L’écosystème de l’intelligence artificielle continue sa progression à un rythme soutenu.
Un AirTag caché révèle qu’Amazon détruit des livres rares pour entraîner son IA
L’équipe d’Amazon utilise comme logo un T. rex sur le point de dévorer un livre.
Depuis environ un an, les libraires soupçonnent les entreprises spécialisées dans l’IA d’acheter d’énormes lots de livres rares, puis de les détruire après les avoir numérisés pour entraîner leurs modèles d’IA. Mais cela était difficile à prouver jusqu’à présent, comme le rapporte 404 Media : un Airtag dissimulé dans un livre rare révèle qu’au moins un géant de la technologie, dans sa course pour faire progresser ses modèles de pointe, est à l’origine de certaines de ces commandes en gros : Amazon.

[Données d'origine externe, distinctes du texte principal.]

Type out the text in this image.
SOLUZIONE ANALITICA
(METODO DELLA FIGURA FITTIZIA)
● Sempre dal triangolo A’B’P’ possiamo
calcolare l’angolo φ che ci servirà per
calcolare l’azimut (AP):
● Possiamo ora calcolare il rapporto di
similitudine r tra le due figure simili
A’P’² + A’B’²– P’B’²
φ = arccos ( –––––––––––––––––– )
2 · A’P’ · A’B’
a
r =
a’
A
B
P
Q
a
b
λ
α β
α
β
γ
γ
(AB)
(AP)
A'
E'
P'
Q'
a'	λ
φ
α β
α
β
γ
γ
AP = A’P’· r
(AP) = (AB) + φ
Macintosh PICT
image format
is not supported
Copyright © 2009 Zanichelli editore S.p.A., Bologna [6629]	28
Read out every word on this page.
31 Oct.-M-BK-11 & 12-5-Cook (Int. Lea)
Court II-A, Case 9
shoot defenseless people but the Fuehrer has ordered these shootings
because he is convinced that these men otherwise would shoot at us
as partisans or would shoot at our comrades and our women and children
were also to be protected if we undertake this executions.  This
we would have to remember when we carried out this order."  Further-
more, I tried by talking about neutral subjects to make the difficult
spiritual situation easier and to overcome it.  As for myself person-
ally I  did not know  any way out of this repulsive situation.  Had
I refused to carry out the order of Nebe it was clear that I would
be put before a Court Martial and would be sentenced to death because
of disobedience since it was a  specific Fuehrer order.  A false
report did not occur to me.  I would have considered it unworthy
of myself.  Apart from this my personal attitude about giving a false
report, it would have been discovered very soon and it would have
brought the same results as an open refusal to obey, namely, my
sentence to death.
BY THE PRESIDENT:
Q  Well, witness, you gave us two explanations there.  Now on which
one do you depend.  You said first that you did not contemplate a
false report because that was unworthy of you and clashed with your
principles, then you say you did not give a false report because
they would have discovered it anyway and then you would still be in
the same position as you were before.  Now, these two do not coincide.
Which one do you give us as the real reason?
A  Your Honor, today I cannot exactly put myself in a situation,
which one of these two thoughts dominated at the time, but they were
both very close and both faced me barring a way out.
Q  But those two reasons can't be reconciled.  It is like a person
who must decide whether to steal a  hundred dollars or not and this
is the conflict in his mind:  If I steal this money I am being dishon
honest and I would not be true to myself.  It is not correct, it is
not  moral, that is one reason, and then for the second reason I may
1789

Lundi, 404 Media a révélé avoir pris contact avec un libraire qui avait accepté de dissimuler un AirTag dans un ouvrage rare faisant partie d’une commande groupée. Cet AirTag a ensuite été localisé dans un centre de formation à l’IA d’Amazon à Las Vegas, où travaillait une équipe chargée de détacher les pages des livres de leur reliure et de les numériser, a rapporté 404 Media. Apparemment insensible à la vague croissante de critiques suscitée par la numérisation destructrice de livres, un logo apposé sur la porte de l’entrepôt de cette équipe, VGT3, représentait un tyrannosaure rex s’apprêtant à dévorer un livre, comme l’a rapporté 404 Media.
Amazon a refusé de commenter les conclusions de 404 Media, se contentant de fournir à Ars la même déclaration qu’elle avait transmise à 404 Media, laquelle ne mentionne pas spécifiquement l’entraînement des IA.
« Amazon achète des livres par le biais de circuits commerciaux afin de contribuer au développement et à l’amélioration des produits et services utilisés par nos clients », indique le communiqué d’Amazon.
Cependant, Amazon développe ce qu’elle considère comme des modèles d’IA de pointe, qui nécessitent une quantité colossale de informations d’entraînement uniques pour rester compétitive face à des structures de premier plan telles que Google, OpenAI ou Anthropic. À l’heure actuelle, ces firmes protègent jalousement leurs éléments d’entraînement afin de ne pas perdre leur avantage concurrentiel. De plus, l’entraînement de modèles à partir de textes tirés d’ouvrages rares et difficiles à trouver semblerait constituer un avantage pour Amazon, d’autant plus que des concurrents tels qu’Anthropic et xAI ont publiquement déclaré ne pas utiliser d’ouvrages rares ou anciens pour l’entraînement de leurs modèles.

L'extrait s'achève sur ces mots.